Président de l'Association des personnels de santé exerçant en prison (Apsep), Pierre-Yves Robert est également médecin responsable de l'Unité de consultations et de soins ambulatoires (Ucsa) de Nantes. Une trentaine de personnels médicaux et paramédicaux, parmi lesquels huit infirmières et un cadre infirmier supérieur, y prennent en charge, sur deux sites - maison d'arrêt et centre de détention - la santé d'environ 1 000 détenus.
> L'amélioration de la prise en charge sanitaire des détenus, depuis une dizaine d'années, est-elle selon vous une réalité ?
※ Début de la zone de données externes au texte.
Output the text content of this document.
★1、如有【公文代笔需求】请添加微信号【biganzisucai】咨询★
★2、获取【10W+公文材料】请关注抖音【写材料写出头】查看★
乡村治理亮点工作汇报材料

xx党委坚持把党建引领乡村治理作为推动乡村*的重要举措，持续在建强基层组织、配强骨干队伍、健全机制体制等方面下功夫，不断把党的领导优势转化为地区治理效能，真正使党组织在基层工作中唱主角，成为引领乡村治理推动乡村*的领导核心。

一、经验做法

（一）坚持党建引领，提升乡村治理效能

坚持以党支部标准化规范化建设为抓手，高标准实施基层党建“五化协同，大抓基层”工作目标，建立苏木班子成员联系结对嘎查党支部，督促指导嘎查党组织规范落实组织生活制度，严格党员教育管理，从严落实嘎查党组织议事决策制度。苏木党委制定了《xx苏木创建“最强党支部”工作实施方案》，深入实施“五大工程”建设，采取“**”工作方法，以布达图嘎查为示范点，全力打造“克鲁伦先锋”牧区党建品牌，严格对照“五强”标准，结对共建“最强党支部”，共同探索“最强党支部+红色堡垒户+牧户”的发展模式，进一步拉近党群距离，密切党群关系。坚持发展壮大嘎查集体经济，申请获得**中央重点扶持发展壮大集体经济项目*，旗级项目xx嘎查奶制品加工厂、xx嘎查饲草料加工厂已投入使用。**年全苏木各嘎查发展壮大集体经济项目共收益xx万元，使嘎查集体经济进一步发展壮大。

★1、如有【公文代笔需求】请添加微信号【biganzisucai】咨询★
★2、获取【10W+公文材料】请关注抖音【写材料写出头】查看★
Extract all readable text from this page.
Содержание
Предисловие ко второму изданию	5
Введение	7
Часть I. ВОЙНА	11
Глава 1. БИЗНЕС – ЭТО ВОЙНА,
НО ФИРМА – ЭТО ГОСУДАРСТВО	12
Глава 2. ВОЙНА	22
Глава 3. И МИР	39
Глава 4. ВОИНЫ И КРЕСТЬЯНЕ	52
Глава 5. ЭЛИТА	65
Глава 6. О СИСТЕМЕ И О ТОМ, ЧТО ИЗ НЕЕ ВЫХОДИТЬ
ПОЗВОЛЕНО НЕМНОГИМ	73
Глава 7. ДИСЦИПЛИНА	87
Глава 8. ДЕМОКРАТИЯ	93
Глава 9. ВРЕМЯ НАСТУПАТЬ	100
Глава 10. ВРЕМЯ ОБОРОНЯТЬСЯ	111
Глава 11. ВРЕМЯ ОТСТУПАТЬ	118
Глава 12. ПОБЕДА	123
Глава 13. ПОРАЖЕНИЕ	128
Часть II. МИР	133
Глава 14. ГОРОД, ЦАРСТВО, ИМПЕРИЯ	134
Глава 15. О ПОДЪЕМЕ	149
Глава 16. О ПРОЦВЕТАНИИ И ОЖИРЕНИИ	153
Le service public a pris en charge la santé des détenus, et c'est globalement plutôt un succès. Ne serait-ce que pour des questions de moyens et de temps : j'ai dix vacations par semaine, mon collègue six et l'équipe compte une trentaine de personnes. Il y a des endroits où les choses se passent bien, mais la surpopulation carcérale vient considérablement perturber nos efforts.
> En termes de qualité de soins, la situation actuelle en détention est-elle comparable à celle de l'extérieur ?
La situation est à parfaire. Il est par exemple plus difficile de soigner un diabète en prison que dehors, parce que l'éducation du patient n'est pas simple à mettre en oeuvre : comment convaincre un détenu dont le seul plaisir est de consommer sa « cantine » qu'il faut cesser d'acheter tel ou tel produit parce que ce n'est pas bon pour un régime diabétique ? À l'inverse, un SDF qui a le sida ou une hépatite C sera mieux soigné en prison que dehors, parce que le dépistage est important et qu'il dispose d'un toit et d'un réel suivi médical.
> Quelles sont encore les difficultés d'accès aux soins ?
Le problème des extractions reste l'une des grosses difficultés. Certaines d'entre elles ne peuvent se faire, parce que les effectifs pénitentiaires ou de police sont mobilisés ailleurs. Si les délais d'attente pour une consultation à l'hôpital sont comparables à ceux de monsieur tout le monde, en revanche, il arrive que l'extraction, et donc le rendez-vous, soit annulée au dernier moment. Lorsqu'il s'agit d'une pathologie douloureuse, en rhumatologie par exemple, ce n'est pas sans conséquences pour nos détenus. Et ce phénomène n'est pas marginal.
Par ailleurs, dans nos structures comme dans d'autres, nous avons du mal à trouver des médecins, des infirmières : certaines Ucsa sont un peu exsangues en termes de personnel. On manque de vocations pour venir travailler dans les prisons.